Тася как будто не слишком обрадовалась, что я поступила. Хотя она всегда притворялась, играла свои собственные роли, без начала и конца, и трудно было понять, какая она настоящая и что она на самом деле думает. Она каждый день меняла то голос, то походку, то ходила расхристанная, нечесаная, то вдруг являлась утром на репетицию в длинном черном платье, то ковыляла на высоченных каблуках, обернутая с головы до ног в свой любимый цветастый оранжевый палантин.

– Сейчас, погоди, надо мне кое-кому пару ласковых сказать… – Тася подхватилась и пошла смешной походкой, как будто крадется большая и не очень ловкая лиса, за директором.

Тот обернулся, вопросительно на нее посмотрел, покачал головой. Она его что-то тихо спросила. Директор молча покрутил ей у виска и пошел дальше.

Тася постояла, покачалась с носка на пятку, вернулась ко мне и сказала:

– Туруру-туруру, потерялось кенгуру! Зайчики с лошадками, белки с медвежатками… – всхлипнула и стала копаться в сумке. – Черт, где моя замазка, вчера была…

Тася замазывала почерневший зуб «штрихом», белым корректором, и покрывала сверху бесцветным лаком.

Неприкаянная, растерянная, чудная Тася стала подругой Никиты Арсентьевича. Сомнений у меня теперь не было. Значит, тогда, на гастролях, все это мне не показалось, – Тася ведь несколько раз уходила перемолвиться с директором парой слов, а возвращалась уже под утро. Но она объясняла это разными удивительными причинами – застряла на площадке на другом этаже, ее там заперли, срочно искала аптеку, помогала кому-то… Я не вдавалась. Не хочет говорить – не надо.

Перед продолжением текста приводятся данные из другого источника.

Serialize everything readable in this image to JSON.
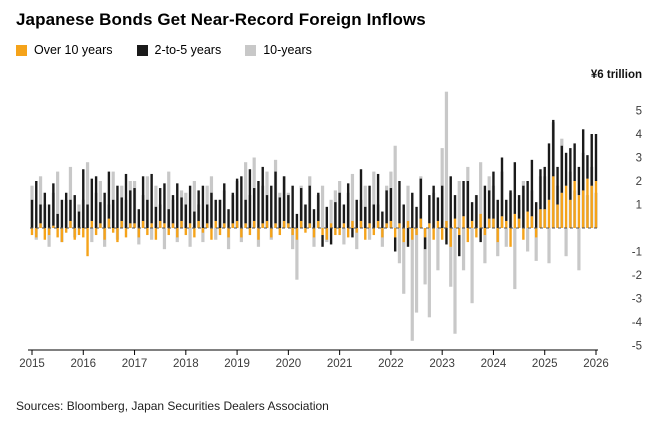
{
  "title": "Japanese Bonds Get Near-Record Foreign Inflows",
  "legend": [
    {
      "label": "Over 10 years",
      "color": "#f5a31a"
    },
    {
      "label": "2-to-5 years",
      "color": "#1a1a1a"
    },
    {
      "label": "10-years",
      "color": "#c8c8c8"
    }
  ],
  "source": "Sources: Bloomberg, Japan Securities Dealers Association",
  "chart_data": {
    "type": "bar",
    "title": "Japanese Bonds Get Near-Record Foreign Inflows",
    "unit_label": "¥6 trillion",
    "frequency": "monthly",
    "start": "2015-01",
    "end": "2026-01",
    "x_year_ticks": [
      2015,
      2016,
      2017,
      2018,
      2019,
      2020,
      2021,
      2022,
      2023,
      2024,
      2025,
      2026
    ],
    "y_ticks": [
      5,
      4,
      3,
      2,
      1,
      -1,
      -2,
      -3,
      -4,
      -5
    ],
    "ylim": [
      -5.5,
      6
    ],
    "grid": false,
    "legend_position": "top-left",
    "series": [
      {
        "name": "Over 10 years",
        "color": "#f5a31a",
        "values": [
          -0.3,
          -0.4,
          0.2,
          -0.5,
          -0.3,
          0.1,
          -0.4,
          -0.6,
          -0.2,
          0.3,
          -0.5,
          -0.3,
          -0.4,
          -1.2,
          0.3,
          -0.3,
          0.2,
          -0.5,
          0.4,
          -0.2,
          -0.6,
          0.3,
          -0.4,
          0.2,
          0.2,
          -0.4,
          0.3,
          -0.3,
          0.2,
          -0.5,
          0.3,
          0.2,
          -0.3,
          0.2,
          -0.4,
          0.3,
          -0.3,
          0.2,
          -0.4,
          0.3,
          -0.2,
          0.2,
          -0.5,
          0.3,
          -0.3,
          0.2,
          -0.4,
          0.2,
          0.3,
          -0.4,
          0.2,
          -0.3,
          0.3,
          -0.5,
          0.2,
          0.3,
          -0.4,
          0.2,
          -0.3,
          0.3,
          0.2,
          -0.3,
          -0.5,
          0.3,
          -0.2,
          0.2,
          -0.4,
          0.3,
          -0.3,
          -0.5,
          0.2,
          -0.3,
          -0.3,
          0.2,
          -0.4,
          0.3,
          -0.2,
          0.3,
          -0.5,
          0.2,
          -0.3,
          0.3,
          -0.4,
          0.2,
          0.3,
          -0.4,
          0.2,
          -0.6,
          0.3,
          -0.5,
          -0.3,
          0.4,
          -0.4,
          0.2,
          -0.5,
          0.3,
          -0.5,
          0.3,
          -0.8,
          0.4,
          -0.3,
          0.5,
          -0.6,
          0.3,
          -0.4,
          0.6,
          -0.3,
          0.4,
          0.4,
          -0.6,
          0.5,
          0.3,
          -0.8,
          0.6,
          0.4,
          -0.5,
          0.7,
          0.5,
          -0.4,
          0.8,
          0.8,
          1.2,
          2.2,
          1.0,
          1.5,
          1.8,
          1.2,
          2.0,
          1.4,
          1.6,
          2.1,
          1.8,
          2.0
        ]
      },
      {
        "name": "2-to-5 years",
        "color": "#1a1a1a",
        "values": [
          1.2,
          2.0,
          0.8,
          1.5,
          1.0,
          1.8,
          0.6,
          1.2,
          1.5,
          0.9,
          1.4,
          0.7,
          2.5,
          1.0,
          1.8,
          2.2,
          0.9,
          1.5,
          2.0,
          1.2,
          1.8,
          1.0,
          2.3,
          1.4,
          1.5,
          0.8,
          1.9,
          1.2,
          2.1,
          0.9,
          1.4,
          1.7,
          0.8,
          1.2,
          1.9,
          1.0,
          1.0,
          1.6,
          0.7,
          1.3,
          1.8,
          0.8,
          1.5,
          0.9,
          1.2,
          1.7,
          0.8,
          1.3,
          1.8,
          2.2,
          1.0,
          2.5,
          1.4,
          2.0,
          2.4,
          1.1,
          1.8,
          2.2,
          1.3,
          1.9,
          1.2,
          1.8,
          0.6,
          1.4,
          1.0,
          1.6,
          0.8,
          1.2,
          -0.5,
          0.9,
          -0.7,
          1.1,
          1.5,
          0.8,
          1.9,
          -0.4,
          1.2,
          2.2,
          0.9,
          1.6,
          1.0,
          2.0,
          0.7,
          1.4,
          1.4,
          -0.6,
          1.8,
          1.0,
          -0.8,
          1.5,
          0.9,
          1.7,
          -0.5,
          1.2,
          1.8,
          1.0,
          1.8,
          -0.7,
          2.2,
          1.0,
          -0.9,
          1.5,
          2.0,
          0.8,
          1.4,
          -0.6,
          1.8,
          1.2,
          2.0,
          1.2,
          2.5,
          0.9,
          1.6,
          2.2,
          1.0,
          1.8,
          1.3,
          2.4,
          1.1,
          1.7,
          1.8,
          2.4,
          2.4,
          1.6,
          2.0,
          1.4,
          2.2,
          1.6,
          1.2,
          2.6,
          1.0,
          2.2,
          2.0
        ]
      },
      {
        "name": "10-years",
        "color": "#c8c8c8",
        "values": [
          1.8,
          -0.5,
          2.2,
          1.0,
          -0.8,
          1.5,
          2.4,
          -0.6,
          1.2,
          2.6,
          -0.4,
          1.0,
          1.2,
          2.8,
          -0.6,
          1.5,
          2.0,
          -0.8,
          1.0,
          2.4,
          -0.5,
          1.8,
          1.2,
          2.0,
          2.0,
          -0.7,
          1.4,
          2.2,
          -0.5,
          1.8,
          1.0,
          -0.9,
          2.4,
          1.2,
          -0.6,
          1.6,
          1.5,
          -0.8,
          2.0,
          1.0,
          -0.6,
          1.8,
          2.2,
          -0.5,
          1.2,
          1.6,
          -0.9,
          1.4,
          2.0,
          -0.6,
          2.8,
          1.4,
          3.0,
          -0.8,
          1.8,
          2.4,
          -0.5,
          2.9,
          1.5,
          2.2,
          1.5,
          -0.9,
          -2.2,
          1.8,
          1.0,
          2.2,
          -0.8,
          1.4,
          1.8,
          -0.6,
          1.2,
          1.6,
          2.0,
          -0.7,
          1.5,
          2.3,
          -0.9,
          1.2,
          1.8,
          -0.5,
          2.4,
          1.0,
          -0.8,
          1.8,
          2.4,
          3.5,
          -1.5,
          -2.8,
          1.8,
          -4.8,
          -3.6,
          2.2,
          -2.4,
          -3.8,
          1.5,
          -1.8,
          3.4,
          5.8,
          -2.5,
          -4.5,
          2.0,
          -1.8,
          2.6,
          -3.2,
          1.4,
          2.8,
          -1.5,
          2.2,
          1.8,
          -1.2,
          2.4,
          -0.8,
          1.5,
          -2.6,
          1.2,
          2.0,
          -1.0,
          1.6,
          -1.4,
          2.2,
          2.2,
          -1.5,
          4.5,
          1.8,
          3.8,
          -1.2,
          2.4,
          1.6,
          -1.8,
          3.2,
          1.4,
          2.6,
          1.5
        ]
      }
    ]
  }
}
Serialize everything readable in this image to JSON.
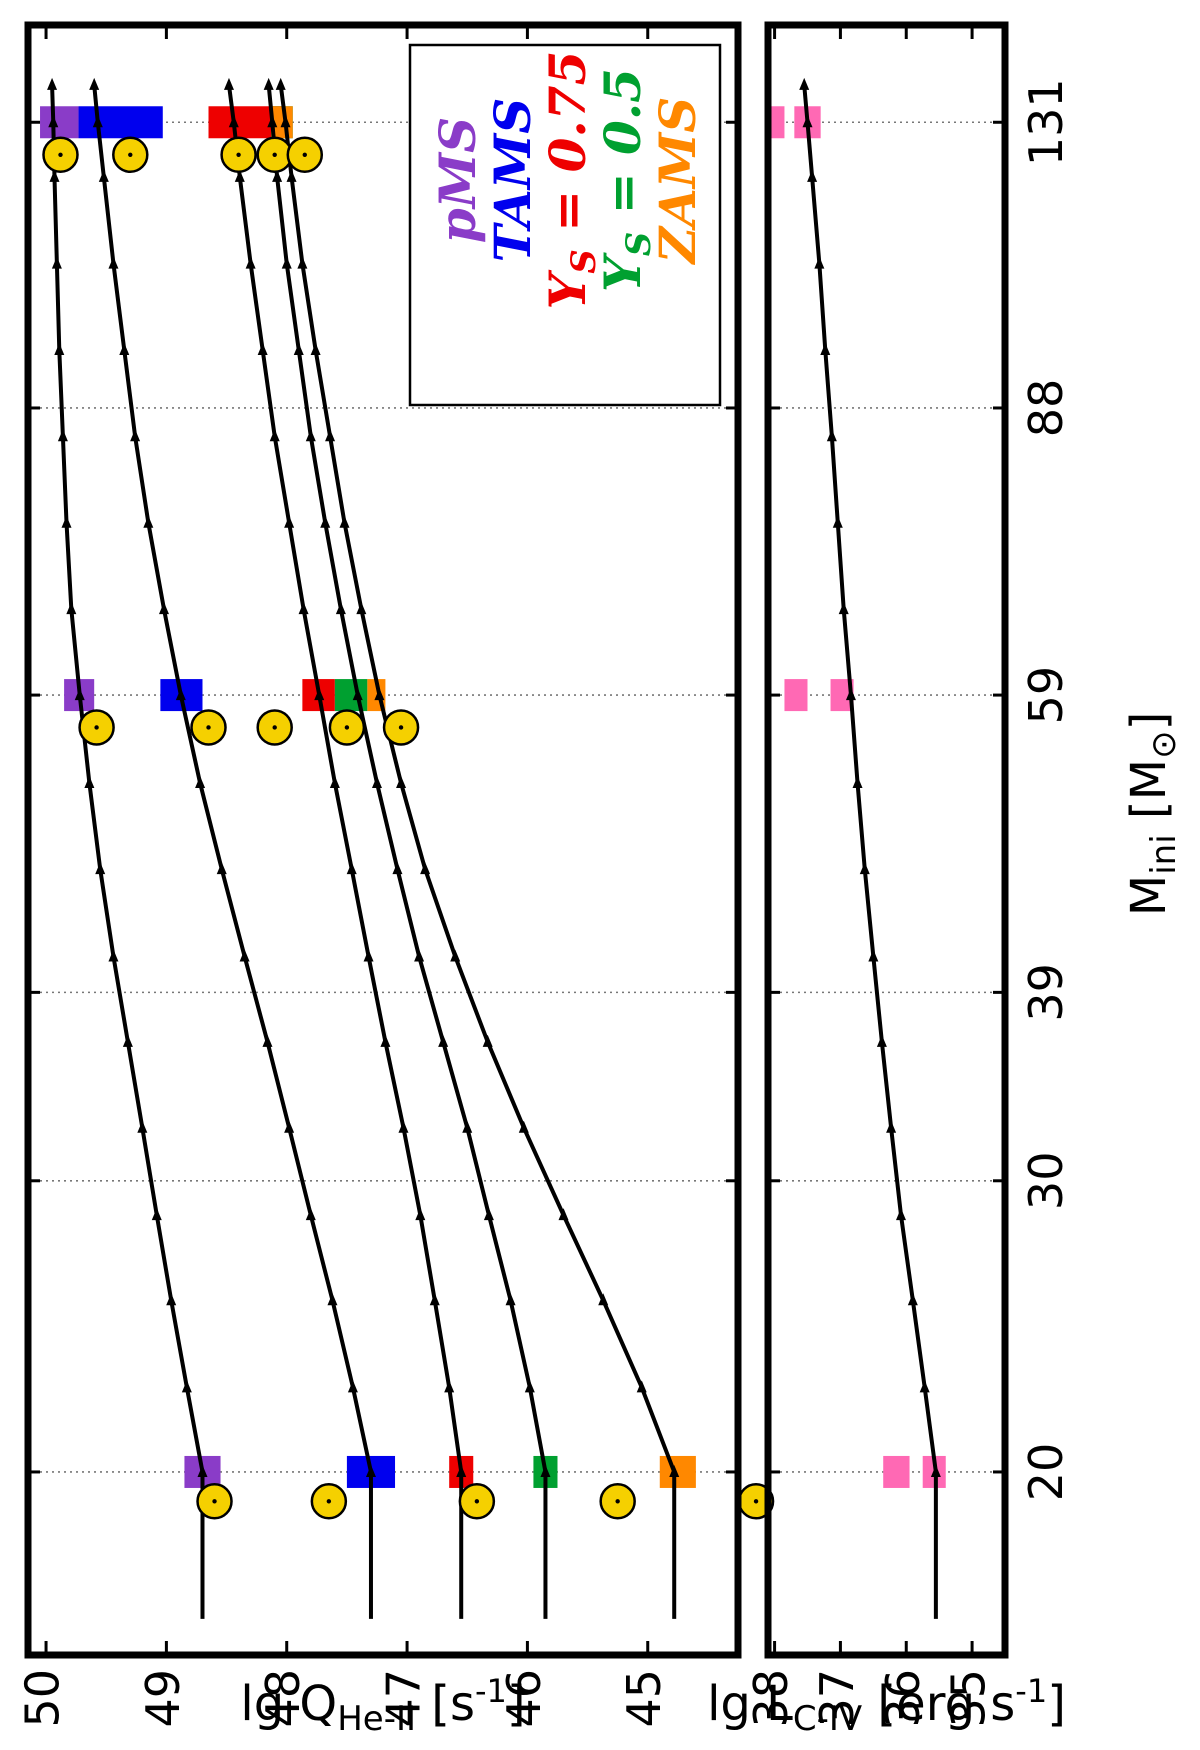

Сейчас же, неделю понаблюдав их переглядки и таинственные исчезновения на пару часов, я была почти уверена – да, Тася стала встречаться с нашим директором и не просто встречаться – кажется, влюбилась в него. После встреч плачет, все рвется чем-то поделиться, но сама себя обрывает, начинает приговаривать кукольным голосом, рассказывая то сказочку, то четверостишие…

Никита Арсентьевич недавно женился. Когда мы уезжали в Орск, жена приходила на вокзал его провожать, невысокая, симпатичная, в огромных трогательных очках. Она сидела дома с маленьким ребенком и часто звонила Нике в театр. Ее тоже звали Таисия, как и нашу Тасю.

Когда ему говорили: «Тася твоя звонит», вторая Тася грустнела и опускала еще ниже свои покатые плечи. А Никита Арсентьевич, победоносно не глядя ни на кого, ловко прыгал через несколько ступенек, держа руки в карманах солдатских штанов-галифе, в которых он всегда репетировал. И очень музыкально напевал свои неприличные песенки.

Возвращаясь после разговора с законной Таисией, он обязательно цеплял каким-нибудь неожиданным словечком вторую, незаконную. Все, в том числе она, смеялись. А мне было стыдно за Никиту Арсентьевича и жалко Тасю, которая, изревевшись и накурившись крепких папирос до головокружения, поджидала потом как ни в чем не бывало директора в коридоре, и они опять вместе уходили куда-то во время перерыва. А потом приходили порознь.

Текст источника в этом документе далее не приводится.